Beach, sunshine, wilderness, culture, history, health-tourism or hedonistic-hideaway – whatever you are looking for when booking your holiday, you will more than likely need a speedy internet connection to keep you abreast with wherever, whoever and whatever is most important to you.

In today’s world, a fast internet connection can be the difference between being able to take a break, and not. Certainly we at Nomadic Thoughts have become increasingly more aware that when our clients travel, a fast internet connection is essential. Whether extending a business trip to enjoy some additional downtime, travelling during an otherwise busy work period or planning an escape with the family, you are a rare breed if you can survive without a decent connection to t’internet these days.

We have for example, had families book our holiday house in the Brecon Beacons, simply because it offers the dual fix of peace and quiet with the all important high speed internet connection – whether for homework, revising, business connectivity or film downloading.

Equally, easy access to the internet when planning a visit to an environment offering wilderness escapes, remote accommodation or historical sites, can be essential.

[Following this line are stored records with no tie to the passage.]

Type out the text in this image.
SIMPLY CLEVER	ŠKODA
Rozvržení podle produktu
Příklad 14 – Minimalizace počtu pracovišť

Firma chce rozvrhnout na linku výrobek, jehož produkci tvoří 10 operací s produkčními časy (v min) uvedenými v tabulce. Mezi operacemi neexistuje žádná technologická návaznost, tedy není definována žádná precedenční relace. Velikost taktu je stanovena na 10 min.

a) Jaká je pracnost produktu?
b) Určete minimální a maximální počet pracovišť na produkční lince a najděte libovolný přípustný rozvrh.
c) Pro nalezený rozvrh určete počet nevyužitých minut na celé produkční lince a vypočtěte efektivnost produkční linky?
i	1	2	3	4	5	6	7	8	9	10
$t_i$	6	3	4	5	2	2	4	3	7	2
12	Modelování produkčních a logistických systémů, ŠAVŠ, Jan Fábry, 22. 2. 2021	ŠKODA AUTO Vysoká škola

Not only for real time local information regarding weather, safety, traffic, restaurants, bars, museums, transportation, emergency services or tourist attractions, but also for updates on markets, offices, family, friends and news on the other side of the world.

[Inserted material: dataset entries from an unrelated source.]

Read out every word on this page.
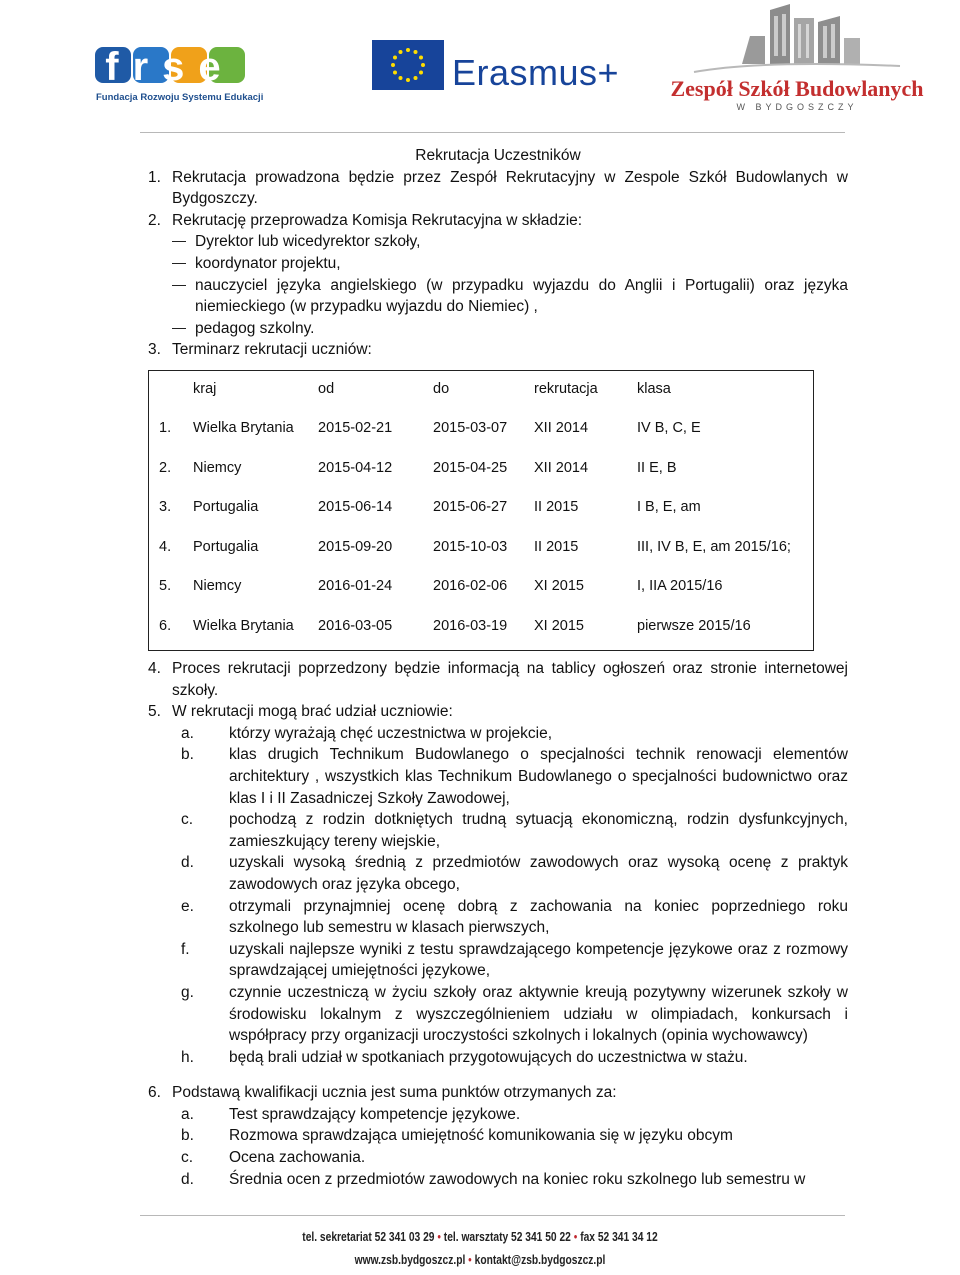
frse
Fundacja Rozwoju Systemu Edukacji
Erasmus+ Zespół Szkół Budowlanych
W BYDGOSZCZY
Rekrutacja Uczestników
1. Rekrutacja prowadzona będzie przez Zespół Rekrutacyjny w Zespole Szkół Budowlanych w Bydgoszczy.
2. Rekrutację przeprowadza Komisja Rekrutacyjna w składzie:
Dyrektor lub wicedyrektor szkoły,
koordynator projektu,
nauczyciel języka angielskiego (w przypadku wyjazdu do Anglii i Portugalii) oraz języka niemieckiego (w przypadku wyjazdu do Niemiec) ,
pedagog szkolny.
3. Terminarz rekrutacji uczniów:
kraj	od	do	rekrutacja	klasa
1. Wielka Brytania 2015-02-21	2015-03-07 XII 2014	IV B, C, E
2. Niemcy	2015-04-12	2015-04-25 XII 2014	II E, B
3. Portugalia	2015-06-14	2015-06-27 II 2015	I B, E, am
4. Portugalia	2015-09-20	2015-10-03 II 2015	III, IV B, E, am 2015/16;
5. Niemcy	2016-01-24	2016-02-06 XI 2015	I, IIA 2015/16
6. Wielka Brytania 2016-03-05	2016-03-19 XI 2015	pierwsze 2015/16
4. Proces rekrutacji poprzedzony będzie informacją na tablicy ogłoszeń oraz stronie internetowej szkoły.
5. W rekrutacji mogą brać udział uczniowie:
a. którzy wyrażają chęć uczestnictwa w projekcie,
b. klas drugich Technikum Budowlanego o specjalności technik renowacji elementów architektury , wszystkich klas Technikum Budowlanego o specjalności budownictwo oraz klas I i II Zasadniczej Szkoły Zawodowej,
c. pochodzą z rodzin dotkniętych trudną sytuacją ekonomiczną, rodzin dysfunkcyjnych, zamieszkujący tereny wiejskie,
d. uzyskali wysoką średnią z przedmiotów zawodowych oraz wysoką ocenę z praktyk zawodowych oraz języka obcego,
e. otrzymali przynajmniej ocenę dobrą z zachowania na koniec poprzedniego roku szkolnego lub semestru w klasach pierwszych,
f.	uzyskali najlepsze wyniki z testu sprawdzającego kompetencje językowe oraz z rozmowy sprawdzającej umiejętności językowe,
g. czynnie uczestniczą w życiu szkoły oraz aktywnie kreują pozytywny wizerunek szkoły w środowisku lokalnym z wyszczególnieniem udziału w olimpiadach, konkursach i współpracy przy organizacji uroczystości szkolnych i lokalnych (opinia wychowawcy)
h. będą brali udział w spotkaniach przygotowujących do uczestnictwa w stażu.
6. Podstawą kwalifikacji ucznia jest suma punktów otrzymanych za:
a. Test sprawdzający kompetencje językowe.
b. Rozmowa sprawdzająca umiejętność komunikowania się w języku obcym
c. Ocena zachowania.
d. Średnia ocen z przedmiotów zawodowych na koniec roku szkolnego lub semestru w
tel. sekretariat 52 341 03 29 • tel. warsztaty 52 341 50 22 • fax 52 341 34 12
www.zsb.bydgoszcz.pl • kontakt@zsb.bydgoszcz.pl
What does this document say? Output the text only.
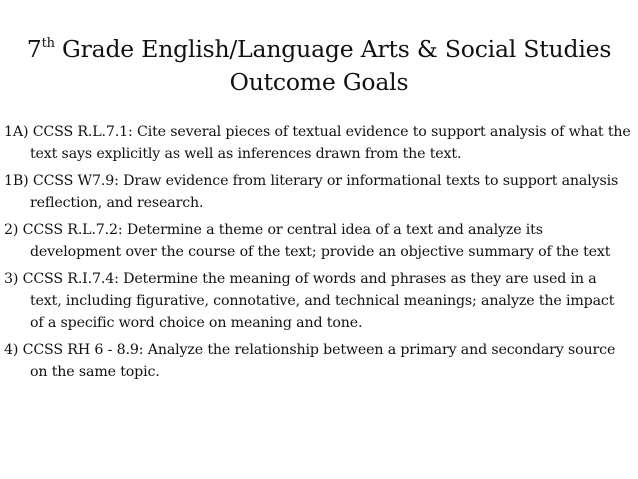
7th Grade English/Language Arts & Social Studies
Outcome Goals
1A) CCSS R.L.7.1: Cite several pieces of textual evidence to support analysis of what the text says explicitly as well as inferences drawn from the text.
1B) CCSS W7.9: Draw evidence from literary or informational texts to support analysis reflection, and research.
2) CCSS R.L.7.2: Determine a theme or central idea of a text and analyze its development over the course of the text; provide an objective summary of the text
3) CCSS R.I.7.4: Determine the meaning of words and phrases as they are used in a text, including figurative, connotative, and technical meanings; analyze the impact of a specific word choice on meaning and tone.
4) CCSS RH 6 - 8.9: Analyze the relationship between a primary and secondary source on the same topic.
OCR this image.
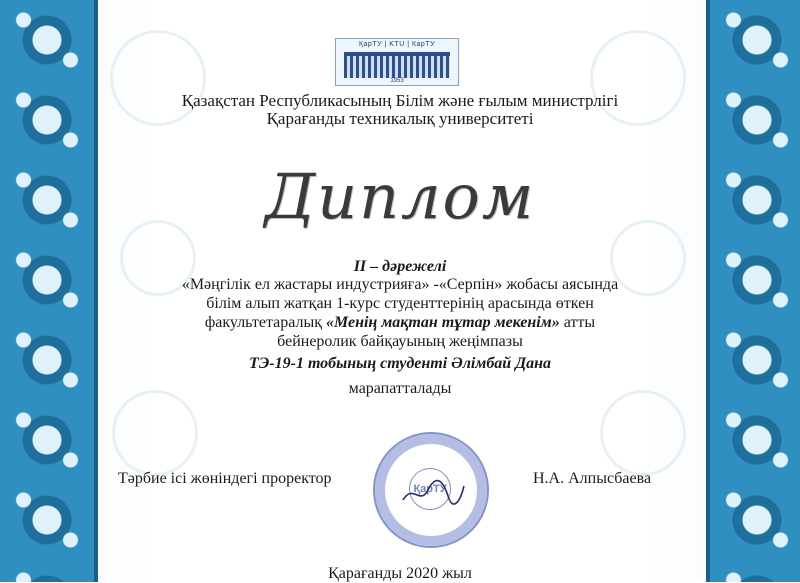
ҚарТУ | KTU | КарТУ
1953
Қазақстан Республикасының Білім және ғылым министрлігі
Қарағанды техникалық университеті
Диплом
II – дәрежелі
«Мәңгілік ел жастары индустрияға» -«Серпін» жобасы аясында
білім алып жатқан 1-курс студенттерінің арасында өткен
факультетаралық «Менің мақтан тұтар мекенім» атты
бейнеролик байқауының жеңімпазы
ТЭ-19-1 тобының студенті Әлімбай Дана
марапатталады
Тәрбие ісі жөніндегі проректор	Н.А. Алпысбаева
ҚарТУ
Қарағанды 2020 жыл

As a travel blogger I have found that a well-connected internet speed can make the difference between spending most of the day on a beach or squatting under a distant stairwell trying to upload images through a whistle and comb dial-up internet host.

It is surprising how destinations vary in internet speed, price and efficiency. For example, when I posted my Icelandic blog on the Vatnajökull Glacier I picked up the fastest connection standing outside a remote, closed camping site office shed.  It offered instant internet access to all, for free. In contrast when I posted ‘Dubai – Seen to be Believed’ my preferred choice of internet access was through a hotel only offering a glacially-slow, room-only-plug-in internet access for US$25 a day.

Many top-end hotels in wealthier countries in the Middle East, as well as the USA, still believe it is acceptable to charge customers for a wifi connection, whereas forward-looking destinations such as Estonia and Singapore offer free wifi pretty much everywhere.

And good luck to travellers trying to access any web connection, paid for or not, in relatively backward internet countries such as Nepal, Nigeria or China. Forget travelling by road, train or plane… sometimes you have to give up. Which is often more than fine, as long as you foresaw the situation. In Cuba, for example, thanks to pre-trip realisations on how limited (non-existent) internet options were, we travelled as a family, unfazed and wifi free.

Picking up wifi, on the steps outside official building – Havana, Cuba.

So, as you get the atlas out to plan your next trip, remembering that the average global connection speed is 5.6 mb/s, here are the ‘Top 10 Countries with Fastest Internet Speed’:

  1. South Korea (26.7 mb/s)
  2. Sweden (19.1)
  3. Norway (18.8)
  4. Japan (17.4)
  5. Netherlands (17)
  6. Hong Kong (16.8)
  7. Latvia (16.7)
  8. Switzerland (16.7)
  9. Finland (16.6)
  10. Denmark (16.1)

Ultimately I guess it’s up to you, the traveller, to decide in advance how important high speed internet connection is.

For the record, we have on the one hand advised clients on how best to access high-speed internet from a motor-home (satellite, cellular or hot spot wifi), and on the other, arranged a three week holiday for parents who wanted no access to the internet at all (a bigger challenge).

How important is a high speed internet connection anyway?

“Yes, we have Wifi” – alternatively you may be happy with the safari camp that got so fed up with people asking if they had an internet connection, they named their camp dog ‘Wifi’.